In Evbuomwan’s first half minutes, his teammates barely looked at him. His role was primarily to stand in the corner. He made some fine cuts and got into good offensive rebounding position twice but on shots the Pistons made.

For the rest of those five and half minutes, Tosan stood by as his teammates made some horrendous passes. Tossing crosscourt to no one, hitting people in the first row, etc. It wasn’t pretty and easily explained the Suns’ hefty advantage.

In garbage time to close the fourth, Evbuomwan was finally an active participant in the offense. He set a few pin-down screens for Mike Muscala and also set more screens for point guard Marcus Sasser.
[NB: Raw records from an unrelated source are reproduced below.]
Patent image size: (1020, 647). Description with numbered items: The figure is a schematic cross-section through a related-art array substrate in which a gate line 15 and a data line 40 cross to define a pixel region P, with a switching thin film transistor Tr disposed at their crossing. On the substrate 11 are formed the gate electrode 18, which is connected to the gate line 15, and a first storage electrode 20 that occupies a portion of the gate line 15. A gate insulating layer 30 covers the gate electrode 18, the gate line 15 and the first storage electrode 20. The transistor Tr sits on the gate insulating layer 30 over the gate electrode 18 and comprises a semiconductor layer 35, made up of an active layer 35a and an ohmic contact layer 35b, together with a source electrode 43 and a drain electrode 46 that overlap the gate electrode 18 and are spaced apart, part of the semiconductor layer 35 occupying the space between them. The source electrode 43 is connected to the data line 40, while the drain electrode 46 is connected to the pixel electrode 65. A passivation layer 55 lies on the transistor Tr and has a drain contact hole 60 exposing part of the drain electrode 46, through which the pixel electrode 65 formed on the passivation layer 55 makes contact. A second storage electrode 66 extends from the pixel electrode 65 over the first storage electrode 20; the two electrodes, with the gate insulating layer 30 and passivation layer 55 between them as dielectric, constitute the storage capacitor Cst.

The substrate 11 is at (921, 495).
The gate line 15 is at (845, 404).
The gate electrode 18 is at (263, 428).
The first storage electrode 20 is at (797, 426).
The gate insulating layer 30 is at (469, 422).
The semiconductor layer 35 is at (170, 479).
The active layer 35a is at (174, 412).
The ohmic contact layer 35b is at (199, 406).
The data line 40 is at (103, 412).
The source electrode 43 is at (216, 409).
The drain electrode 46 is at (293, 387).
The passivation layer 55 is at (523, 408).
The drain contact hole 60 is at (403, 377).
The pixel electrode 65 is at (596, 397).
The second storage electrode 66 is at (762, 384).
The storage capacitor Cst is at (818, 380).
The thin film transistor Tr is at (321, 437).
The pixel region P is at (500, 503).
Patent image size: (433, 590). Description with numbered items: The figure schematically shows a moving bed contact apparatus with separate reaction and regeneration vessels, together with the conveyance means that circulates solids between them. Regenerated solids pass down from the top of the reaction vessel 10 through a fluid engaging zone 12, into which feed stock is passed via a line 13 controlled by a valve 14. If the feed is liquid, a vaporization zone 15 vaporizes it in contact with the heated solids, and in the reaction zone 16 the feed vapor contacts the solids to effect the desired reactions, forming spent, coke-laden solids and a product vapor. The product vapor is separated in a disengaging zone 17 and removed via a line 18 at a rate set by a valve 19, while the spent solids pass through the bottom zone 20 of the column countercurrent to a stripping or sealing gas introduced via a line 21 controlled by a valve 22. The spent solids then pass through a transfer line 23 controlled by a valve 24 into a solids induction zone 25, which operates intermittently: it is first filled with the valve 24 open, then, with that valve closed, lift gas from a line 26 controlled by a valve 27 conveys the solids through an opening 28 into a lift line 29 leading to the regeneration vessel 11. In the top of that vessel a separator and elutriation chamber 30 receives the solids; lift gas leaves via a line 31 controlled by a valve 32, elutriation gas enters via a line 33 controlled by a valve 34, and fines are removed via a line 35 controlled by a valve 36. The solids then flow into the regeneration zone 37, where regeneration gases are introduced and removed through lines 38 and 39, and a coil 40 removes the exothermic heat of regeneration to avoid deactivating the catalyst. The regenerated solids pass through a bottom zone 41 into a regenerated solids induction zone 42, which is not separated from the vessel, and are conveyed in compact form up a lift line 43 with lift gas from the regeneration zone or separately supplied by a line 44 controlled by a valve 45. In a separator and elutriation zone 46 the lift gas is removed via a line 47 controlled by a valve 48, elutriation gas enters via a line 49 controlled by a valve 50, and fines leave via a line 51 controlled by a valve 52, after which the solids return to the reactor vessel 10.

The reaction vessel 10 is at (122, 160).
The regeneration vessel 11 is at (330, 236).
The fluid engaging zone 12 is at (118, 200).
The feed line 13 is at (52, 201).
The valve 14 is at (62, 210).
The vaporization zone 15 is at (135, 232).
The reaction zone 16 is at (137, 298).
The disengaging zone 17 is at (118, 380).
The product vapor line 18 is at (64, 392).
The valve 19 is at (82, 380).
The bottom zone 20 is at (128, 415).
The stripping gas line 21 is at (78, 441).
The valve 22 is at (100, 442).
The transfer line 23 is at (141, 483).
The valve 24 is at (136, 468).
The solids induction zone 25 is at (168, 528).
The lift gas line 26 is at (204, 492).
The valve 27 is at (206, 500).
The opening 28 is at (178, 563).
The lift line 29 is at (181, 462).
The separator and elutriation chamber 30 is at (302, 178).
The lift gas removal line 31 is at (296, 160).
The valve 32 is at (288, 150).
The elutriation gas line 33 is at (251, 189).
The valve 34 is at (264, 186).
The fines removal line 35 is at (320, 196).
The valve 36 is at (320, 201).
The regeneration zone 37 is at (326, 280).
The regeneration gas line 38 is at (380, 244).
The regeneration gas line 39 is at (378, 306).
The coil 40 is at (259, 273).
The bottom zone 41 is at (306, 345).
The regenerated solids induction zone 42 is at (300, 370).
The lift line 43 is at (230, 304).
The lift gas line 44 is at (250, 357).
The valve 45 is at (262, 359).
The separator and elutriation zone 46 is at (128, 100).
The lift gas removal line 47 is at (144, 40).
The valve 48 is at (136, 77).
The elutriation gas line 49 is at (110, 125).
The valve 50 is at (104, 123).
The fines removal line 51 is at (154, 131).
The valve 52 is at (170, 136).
Sasser and Evbuomwan had some decent chemistry after an early mishap. On their first pick and roll, Sasser’s dump-off past into the post was mediocre and Tosan couldn’t handle it, leading to the Pistons’ maintaining the ball out of bounds. The Pistons left him wide open in the corner on the next play and Sasser nailed him for an easy trey.

On the next possession, Tosan rolled after a screen up top for Sasser and again benefitted from a great wraparound pass from Sasser, scoring an easy layup.

Finally, Evbuomwan crashed the glass late and helped deflect a ball to Muscala for an easy layup.

He wasn’t asked to do much in the halfcourt defensively in garbage time. Funnily enough, it took until his fifth NBA game to guard an ex-teammate, assigned fellow former Grizzly David Roddy, who barely saw the ball. The closest thing to a highlight was when he gobbled up a contested rebound despite Saben Lee crashing the glass.

Tosan Evbuomwan contributed five points on 2-for-2 shooting from the field and two rebounds in 8:24 of playing time for the Detroit Pistons in their 116-100 loss at the Phoenix Suns on Feb. 14. (Bally Sports TV broadcast)


Look, it’s eight minutes and the Pistons are rough to watch. Despite a paucity of high-quality teammates, Evbuomwan is simply asked to be a role player. Five games into his NBA career, he’s handling that just fine. With a two-way contract secured, he’s going to get more chances from the back of the bench, an exciting moment for the Ivy League … even Penn fans like me.